Worse though, was that I also hadn't been able to tell her that I loved her. Those words had died on my tongue, helpless and wasted. I was a fucking coward. I'd been a coward 8 years ago and I'd been a coward six days ago, and I was still a coward today. Yet more proof that Gideon was right. People didn't change.

The sound of the door opening rips me from my thoughts, thoughts as bleak as the weather and as dark as my fucking soul. Oh so I was poetic as well. The sound of a human toppling onto the marble floor by the door an instant later distracts me further. As I cross the room towards the noise, the delicate heap of crumpled limbs looks up at me, clearly mortified.

Her eyes widen as she drinks me in, taking the measure of me. She looks surprised, perhaps even a little awed. Her face is one of powder blue eyes framed by pale skin and dark hair. Pretty. Innocent looking, and from her place on the floor gazing up at me from behind those wide eyes... submissive.
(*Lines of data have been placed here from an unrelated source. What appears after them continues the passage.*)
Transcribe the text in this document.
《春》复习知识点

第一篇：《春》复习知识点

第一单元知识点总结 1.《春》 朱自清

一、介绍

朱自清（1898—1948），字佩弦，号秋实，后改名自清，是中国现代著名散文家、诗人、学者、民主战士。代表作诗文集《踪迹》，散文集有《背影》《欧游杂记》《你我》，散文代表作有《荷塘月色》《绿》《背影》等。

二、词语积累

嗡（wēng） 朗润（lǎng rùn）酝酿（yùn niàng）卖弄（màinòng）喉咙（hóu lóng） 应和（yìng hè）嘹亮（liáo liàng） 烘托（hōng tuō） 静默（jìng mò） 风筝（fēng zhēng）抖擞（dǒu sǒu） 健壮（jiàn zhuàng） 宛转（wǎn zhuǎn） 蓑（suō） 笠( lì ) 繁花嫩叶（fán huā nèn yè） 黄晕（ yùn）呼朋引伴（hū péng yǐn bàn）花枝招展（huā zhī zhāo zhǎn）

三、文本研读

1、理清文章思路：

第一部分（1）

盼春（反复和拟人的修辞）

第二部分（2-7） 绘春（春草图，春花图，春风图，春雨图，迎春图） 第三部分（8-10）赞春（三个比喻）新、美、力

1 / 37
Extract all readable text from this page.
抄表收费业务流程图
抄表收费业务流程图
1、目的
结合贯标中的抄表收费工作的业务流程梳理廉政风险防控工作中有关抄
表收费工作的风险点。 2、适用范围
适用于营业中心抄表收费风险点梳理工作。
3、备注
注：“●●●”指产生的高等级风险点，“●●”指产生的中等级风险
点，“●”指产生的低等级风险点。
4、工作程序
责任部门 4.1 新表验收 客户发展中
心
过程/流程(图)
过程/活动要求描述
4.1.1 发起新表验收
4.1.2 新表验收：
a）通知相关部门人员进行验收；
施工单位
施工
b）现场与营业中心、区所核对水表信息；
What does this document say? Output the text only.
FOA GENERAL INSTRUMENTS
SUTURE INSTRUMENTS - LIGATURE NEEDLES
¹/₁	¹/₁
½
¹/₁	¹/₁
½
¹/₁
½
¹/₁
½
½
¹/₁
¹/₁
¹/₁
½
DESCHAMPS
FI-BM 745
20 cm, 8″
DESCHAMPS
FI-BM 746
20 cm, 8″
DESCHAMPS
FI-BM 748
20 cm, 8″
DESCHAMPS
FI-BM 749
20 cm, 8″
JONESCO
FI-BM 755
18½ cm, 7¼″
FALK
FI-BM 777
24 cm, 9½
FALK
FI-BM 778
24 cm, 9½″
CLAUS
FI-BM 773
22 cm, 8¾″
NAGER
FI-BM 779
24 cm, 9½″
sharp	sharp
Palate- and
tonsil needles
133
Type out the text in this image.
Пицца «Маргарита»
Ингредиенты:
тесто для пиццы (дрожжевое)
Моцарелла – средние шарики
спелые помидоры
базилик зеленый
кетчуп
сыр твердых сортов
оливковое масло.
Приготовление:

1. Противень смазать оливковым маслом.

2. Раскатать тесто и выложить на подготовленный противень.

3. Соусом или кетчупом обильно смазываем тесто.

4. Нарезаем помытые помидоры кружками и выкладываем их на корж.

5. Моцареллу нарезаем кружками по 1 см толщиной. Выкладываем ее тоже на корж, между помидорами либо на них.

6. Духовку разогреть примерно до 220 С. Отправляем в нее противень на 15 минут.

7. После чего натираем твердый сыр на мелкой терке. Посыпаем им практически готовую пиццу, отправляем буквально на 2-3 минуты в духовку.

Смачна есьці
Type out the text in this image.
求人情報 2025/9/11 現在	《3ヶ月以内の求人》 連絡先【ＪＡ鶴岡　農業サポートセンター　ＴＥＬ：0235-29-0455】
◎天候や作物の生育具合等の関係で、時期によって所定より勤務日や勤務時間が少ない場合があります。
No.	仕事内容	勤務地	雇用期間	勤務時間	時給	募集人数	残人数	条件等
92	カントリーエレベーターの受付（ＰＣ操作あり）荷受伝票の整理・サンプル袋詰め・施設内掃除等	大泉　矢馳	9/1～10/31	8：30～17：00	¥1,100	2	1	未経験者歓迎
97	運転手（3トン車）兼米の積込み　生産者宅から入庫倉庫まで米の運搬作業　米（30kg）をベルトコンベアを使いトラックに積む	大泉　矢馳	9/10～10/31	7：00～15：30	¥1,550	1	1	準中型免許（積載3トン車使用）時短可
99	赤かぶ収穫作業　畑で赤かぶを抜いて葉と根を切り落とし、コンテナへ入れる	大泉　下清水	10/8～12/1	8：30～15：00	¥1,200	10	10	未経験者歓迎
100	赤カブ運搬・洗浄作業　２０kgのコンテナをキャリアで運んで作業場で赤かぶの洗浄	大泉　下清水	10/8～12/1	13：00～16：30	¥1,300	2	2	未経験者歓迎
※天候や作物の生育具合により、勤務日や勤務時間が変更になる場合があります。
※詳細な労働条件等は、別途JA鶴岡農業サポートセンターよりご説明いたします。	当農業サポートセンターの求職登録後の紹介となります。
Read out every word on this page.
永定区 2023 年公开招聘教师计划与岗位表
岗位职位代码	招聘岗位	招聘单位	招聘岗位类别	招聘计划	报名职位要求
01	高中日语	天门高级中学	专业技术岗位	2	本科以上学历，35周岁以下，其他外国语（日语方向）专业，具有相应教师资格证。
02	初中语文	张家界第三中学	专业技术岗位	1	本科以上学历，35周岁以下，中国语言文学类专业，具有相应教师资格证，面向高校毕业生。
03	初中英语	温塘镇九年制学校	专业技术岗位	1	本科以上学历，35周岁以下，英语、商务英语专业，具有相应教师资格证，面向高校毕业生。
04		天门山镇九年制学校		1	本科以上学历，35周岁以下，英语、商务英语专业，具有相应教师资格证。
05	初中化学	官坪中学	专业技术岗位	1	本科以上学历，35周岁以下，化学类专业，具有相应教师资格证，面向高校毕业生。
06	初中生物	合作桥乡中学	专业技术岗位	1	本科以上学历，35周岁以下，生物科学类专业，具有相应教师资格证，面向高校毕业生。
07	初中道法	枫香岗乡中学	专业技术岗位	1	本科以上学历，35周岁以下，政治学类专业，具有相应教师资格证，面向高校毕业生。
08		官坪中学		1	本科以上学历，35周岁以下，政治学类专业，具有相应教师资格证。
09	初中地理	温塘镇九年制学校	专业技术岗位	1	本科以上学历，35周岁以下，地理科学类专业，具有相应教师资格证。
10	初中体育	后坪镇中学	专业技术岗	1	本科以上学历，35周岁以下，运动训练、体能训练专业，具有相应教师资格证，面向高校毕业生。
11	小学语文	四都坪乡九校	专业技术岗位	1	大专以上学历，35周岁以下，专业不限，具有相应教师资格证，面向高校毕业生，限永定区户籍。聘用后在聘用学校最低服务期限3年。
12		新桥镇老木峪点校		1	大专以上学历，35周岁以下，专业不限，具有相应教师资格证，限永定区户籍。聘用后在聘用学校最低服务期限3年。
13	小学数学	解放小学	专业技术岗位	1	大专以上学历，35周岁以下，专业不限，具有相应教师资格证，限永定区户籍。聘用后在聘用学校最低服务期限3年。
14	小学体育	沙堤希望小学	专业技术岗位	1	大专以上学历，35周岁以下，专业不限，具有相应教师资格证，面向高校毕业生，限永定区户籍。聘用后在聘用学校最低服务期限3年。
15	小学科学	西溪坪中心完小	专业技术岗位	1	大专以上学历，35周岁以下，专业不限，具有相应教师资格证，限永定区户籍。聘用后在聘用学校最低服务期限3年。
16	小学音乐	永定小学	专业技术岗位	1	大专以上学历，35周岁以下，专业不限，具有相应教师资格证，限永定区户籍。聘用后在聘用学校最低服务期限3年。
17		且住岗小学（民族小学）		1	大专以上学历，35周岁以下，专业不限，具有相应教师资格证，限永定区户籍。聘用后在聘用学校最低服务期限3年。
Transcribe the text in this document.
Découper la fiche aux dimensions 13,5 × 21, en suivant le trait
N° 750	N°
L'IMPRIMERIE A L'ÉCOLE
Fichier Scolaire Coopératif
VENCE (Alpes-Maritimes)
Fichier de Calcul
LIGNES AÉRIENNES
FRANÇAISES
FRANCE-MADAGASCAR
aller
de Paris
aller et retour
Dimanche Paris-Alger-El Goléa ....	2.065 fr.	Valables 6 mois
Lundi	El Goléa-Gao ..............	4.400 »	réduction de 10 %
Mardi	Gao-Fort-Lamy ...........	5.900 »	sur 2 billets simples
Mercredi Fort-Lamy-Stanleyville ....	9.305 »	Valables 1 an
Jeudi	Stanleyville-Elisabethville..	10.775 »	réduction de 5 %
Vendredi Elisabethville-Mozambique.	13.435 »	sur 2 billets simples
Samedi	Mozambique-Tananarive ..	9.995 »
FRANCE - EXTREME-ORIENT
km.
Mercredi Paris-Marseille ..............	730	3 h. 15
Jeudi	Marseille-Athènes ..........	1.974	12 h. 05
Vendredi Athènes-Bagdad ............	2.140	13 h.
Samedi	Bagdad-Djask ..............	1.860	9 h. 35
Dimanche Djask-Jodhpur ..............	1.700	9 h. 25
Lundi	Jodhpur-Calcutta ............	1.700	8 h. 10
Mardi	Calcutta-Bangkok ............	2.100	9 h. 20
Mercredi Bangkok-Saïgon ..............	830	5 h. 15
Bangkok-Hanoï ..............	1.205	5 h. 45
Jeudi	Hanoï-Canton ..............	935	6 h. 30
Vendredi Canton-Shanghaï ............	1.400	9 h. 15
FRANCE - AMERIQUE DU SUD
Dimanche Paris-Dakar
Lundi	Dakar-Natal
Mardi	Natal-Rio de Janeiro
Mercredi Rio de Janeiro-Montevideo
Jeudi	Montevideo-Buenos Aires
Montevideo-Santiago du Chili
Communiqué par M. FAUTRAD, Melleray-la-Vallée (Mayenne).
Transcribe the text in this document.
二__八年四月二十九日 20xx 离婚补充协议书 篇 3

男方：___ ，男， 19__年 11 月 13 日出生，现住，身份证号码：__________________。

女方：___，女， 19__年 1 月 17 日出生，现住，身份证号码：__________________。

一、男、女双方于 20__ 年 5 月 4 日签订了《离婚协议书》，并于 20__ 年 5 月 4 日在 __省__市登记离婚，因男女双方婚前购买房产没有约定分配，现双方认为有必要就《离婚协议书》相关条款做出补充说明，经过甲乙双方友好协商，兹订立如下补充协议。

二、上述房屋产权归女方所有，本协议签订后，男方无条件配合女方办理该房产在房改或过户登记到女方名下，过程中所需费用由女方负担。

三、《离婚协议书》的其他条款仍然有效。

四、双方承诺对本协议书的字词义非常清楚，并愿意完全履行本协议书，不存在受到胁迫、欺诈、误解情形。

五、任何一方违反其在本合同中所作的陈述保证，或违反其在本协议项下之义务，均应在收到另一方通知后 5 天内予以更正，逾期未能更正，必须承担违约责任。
"Miss Kavanagh, are you all right?" I stretch my hand down to her. She just gapes at me as though I've spoken a foreign language, before taking my hand, allowing me to pull her to her feet. "Christian Grey," I confirm, shaking her hand lightly. It's small and soft in mine and the tips cold.

"I'm Anastasia Steele," she says quietly. Who? Where was Kavanagh's daughter? "Miss Kavanagh has the flu. She asked me to fill in for her, I hope you don't mind Mr Grey?" she asks. She sounds nervous, timid.

I tilt my head and regard her curiously. "So then, you're studying journalism as well?"

"No," she shakes her head. "English Lit... Kate's my roommate."